A Pennsylvania court is a state entity entitled to immunity from suit in federal court under the Eleventh Amendment. Benn v. First Judicial District of Pennsylvania, 426 F.3d 233, 241 (3d Cir. 2005). Vega’s claim against the Monroe County Probation Department is barred by the Eleventh Amendment because the Monroe County Probation Department is a part of the Commonwealth’s Unified Judicial System. See Haybarger v. Lawrence County Adult Probation and Parole, 551 F.3d 193, 198 (3d Cir. 2008)(“Pennsylvania’s judicial districts, including their probation and parole departments, are entitled to Eleventh Amendment immunity.”).
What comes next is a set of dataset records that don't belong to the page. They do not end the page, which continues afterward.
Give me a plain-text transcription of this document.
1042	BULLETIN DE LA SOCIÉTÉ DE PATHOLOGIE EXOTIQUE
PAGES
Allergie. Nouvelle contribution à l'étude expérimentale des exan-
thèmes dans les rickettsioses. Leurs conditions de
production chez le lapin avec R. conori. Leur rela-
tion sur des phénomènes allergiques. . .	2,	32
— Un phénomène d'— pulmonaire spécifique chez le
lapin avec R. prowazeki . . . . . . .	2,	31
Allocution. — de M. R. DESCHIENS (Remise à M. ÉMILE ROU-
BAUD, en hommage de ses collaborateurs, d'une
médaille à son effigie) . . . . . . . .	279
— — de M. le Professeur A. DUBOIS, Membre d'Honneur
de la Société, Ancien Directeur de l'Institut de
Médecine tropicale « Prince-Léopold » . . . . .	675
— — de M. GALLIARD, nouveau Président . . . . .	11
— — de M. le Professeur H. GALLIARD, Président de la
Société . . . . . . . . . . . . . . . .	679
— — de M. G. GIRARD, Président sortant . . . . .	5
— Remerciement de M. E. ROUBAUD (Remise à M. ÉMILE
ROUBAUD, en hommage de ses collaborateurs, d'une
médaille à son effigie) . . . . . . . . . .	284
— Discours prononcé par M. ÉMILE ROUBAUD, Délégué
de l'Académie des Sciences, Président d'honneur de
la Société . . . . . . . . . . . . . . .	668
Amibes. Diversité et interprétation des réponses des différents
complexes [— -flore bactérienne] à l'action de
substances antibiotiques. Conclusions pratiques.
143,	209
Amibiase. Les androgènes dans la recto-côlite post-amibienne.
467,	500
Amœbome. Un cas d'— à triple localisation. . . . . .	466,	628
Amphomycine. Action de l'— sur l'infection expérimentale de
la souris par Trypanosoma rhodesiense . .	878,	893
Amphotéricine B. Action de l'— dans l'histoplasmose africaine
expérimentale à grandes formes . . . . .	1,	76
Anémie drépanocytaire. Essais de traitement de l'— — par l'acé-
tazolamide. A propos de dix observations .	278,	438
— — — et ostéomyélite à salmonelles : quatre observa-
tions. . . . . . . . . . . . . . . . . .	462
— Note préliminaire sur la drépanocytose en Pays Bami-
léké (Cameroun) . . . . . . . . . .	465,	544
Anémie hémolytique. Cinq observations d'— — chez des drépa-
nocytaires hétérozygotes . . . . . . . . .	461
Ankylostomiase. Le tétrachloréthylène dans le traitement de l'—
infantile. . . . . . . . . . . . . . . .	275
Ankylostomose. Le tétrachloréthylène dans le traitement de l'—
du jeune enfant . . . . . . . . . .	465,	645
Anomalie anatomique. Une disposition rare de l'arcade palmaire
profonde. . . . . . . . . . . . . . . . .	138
E. Vega Should Not Be Granted Leave to Amend.
Before dismissing a complaint for failure to state a claim upon which relief may be granted under the screening provisions of 28 U.S.C.
§ 1915A, the court must grant the plaintiff leave to amend his complaint unless amendment would be inequitable or futile. See Grayson v. Mayview State Hospital, 293 F.3d 103, 114 (3d Cir. 2002). In light of this requirement, I would normally grant Vega leave to file an amended complaint. In this case, however, Vega has failed to name entities or individuals who are proper defendants in a 42 U.S.C. § 1983 action. And Vega filed a prior case in which he named the officers of the Pocono Mountain Regional Police Department, whom he alleges falsely arrested him, and Judge Conaboy dismissed the claims against those defendants with prejudice. While Judge Conaboy dismissed Vega’s prior due process claim related to his parole revocation without prejudice, Magistrate Judge Blewitt clearly informed Vega that the Monroe County Correctional Facility was not a proper defendant. Still Vega filed this action naming the Monroe County Correctional Facility as a defendant. Considering these circumstances, granting Vega leave to amend would be futile.
Accordingly, for the foregoing reasons, it is recommended that the complaint be dismissed and that the case file be closed.
Any party may object to a magistrate judge's proposed findings, recommendations or report addressing a motion or matter described in 28 U.S.C.
§ 636 (b)(1)(B) or making a recommendation for the disposition of a prisoner case or a habeas corpus petition within fourteen (14) days after being served with a copy thereof. Such party shall file with the clerk of court, and serve on the magistrate judge and all parties, written objections which shall specifically identify the portions of the proposed findings, recommendations or report to which objection is made and the basis for such objections. The briefing requirements set forth in Local Rule 72.2 shall apply. A judge shall make a de novo determination of those portions of the report or specified proposed findings or recommendations to which objection is made and may accept, reject, or modify, in whole or in part, the findings or recommendations made by the magistrate judge. The judge, however, need conduct a new hearing only in his or her discretion or where required by law, and may consider the record developed before the magistrate judge, making his or her own determination on the basis of that record. The judge may also receive further evidence, recall witnesses or recommit the matter to the magistrate judge with instructions.